As if on cue, Mia appeared in the open doorway, Dani’s envelope in her hand. “I’m so sorry to bother you, señor, señora,” she said. “But this letter has just arrived. It’s addressed to both of you and it’s marked ‘urgent,’ so I thought you’d want to see it right away.”
“Give it here,” Mateo said, holding out his hand, not making eye contact with the girl. “That’ll be all.”
He ripped into the letter as if it was addressed to him alone, which was exactly what Dani had been counting on. She sat idly before him, fighting the urge to check that her drawer was securely closed, tension in every muscle that she could not let him see.
After a minute that lasted far too long, Mateo set the letter down and looked at her pityingly, the wildness gone from his eyes for the moment.
“Everything alright?” she asked, as casually as she could.
“I’m afraid not,” he said, leaning down to place his hand on her shoulder. It was all Dani could do not to physically recoil. “The letter is from your mother. It seems your father has fallen ill and is now being treated at the hospital in the capital.” He passed her the letter, and she took the excuse to shrug out from under his heavy hand, pretending to read the letter she’d written herself just after dawn.
“Oh no,” she said, her face falling, the concerned daughter mask sliding into place. “My poor papa. And my mama all alone.” Dani let the letter fall and covered her mouth.

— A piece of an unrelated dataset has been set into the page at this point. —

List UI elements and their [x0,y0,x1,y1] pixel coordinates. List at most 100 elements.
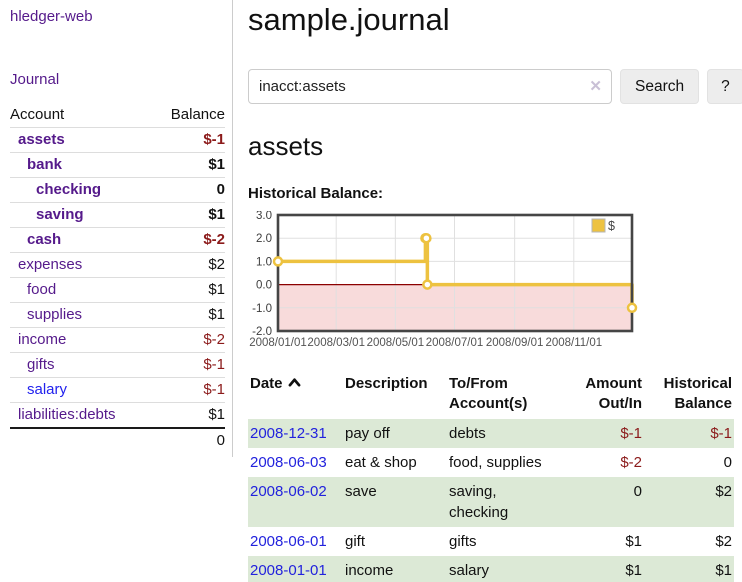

“The capital’s hospital has the best doctors outside the complex,” said Mateo, his voice detached rather than comforting. This was an unwelcome distraction from his vendetta. “I’m sure he’ll make a full recovery.”
“Of course, señor,” Dani replied, hesitating for just long enough to get his attention. “It’s only . . . my mother isn’t from the city. They’ve never been to the capital, let alone a hospital that size. I wish they had someone to navigate things for them, to ensure he’s getting the best care.” She looked up at him with pleading eyes, as if this was a problem she couldn’t possibly solve on her own.
Mateo stroked his chin. “Normal
ly, I would say you should go and be with them,” he said. “But with the riot yesterday . . . ,” he continued, already shaking his head.
“José can drive me,” Dani said, trying not to sound too eager. “It might startle them to see me with a bodyguard, but perhaps he could . . . leave me at the hospital doors? I swear to you, I won’t leave the building until he returns.”
On your honor, she thought.
Mateo was impatient to return to his diatribe against La Voz, but Dani was pitiful, and more than that, she knew he wouldn’t like the story spreading that he’d refused her the opportunity to see her ailing father.
“Go,” he said at last. “But José will have to remain with you; that part is nonnegotiable.”
“Of course, señor,” Dani said again. “Thank you.” It wasn’t perfect, but it would have to do for now. She’d find a way to shake José when they arrived. It wasn’t like it would be the first time. She forced a smile and got to her feet. Mateo made no move to go. “I’ll . . . need to get ready,” she said, eyeing the door.
There was a flash of something distrustful and cold in his eyes, but it was gone in an instant. “I hope your father recovers quickly,” he said, and then he was gone.
Dani was ready in moments. In the driveway, she sent the doorman scurrying for José and waited, the feeling of a ticking clock making feel her jumpy and strange. When the car pulled up, Dani exhaled, and within its dark interior she relaxed for the first time.
“Sorry to hear of your father, señora,” said José perfunctorily. “To the hospital?”
“To the hospital,” she agreed, feeling for the first time like she might actually get away with this.
The feeling didn’t last long.
Air rushed into the back seat as the door was pulled open from outside. Dani’s heart stuttered to twice its normal speed, and then seemed to stop completely when she heard a familiar voice.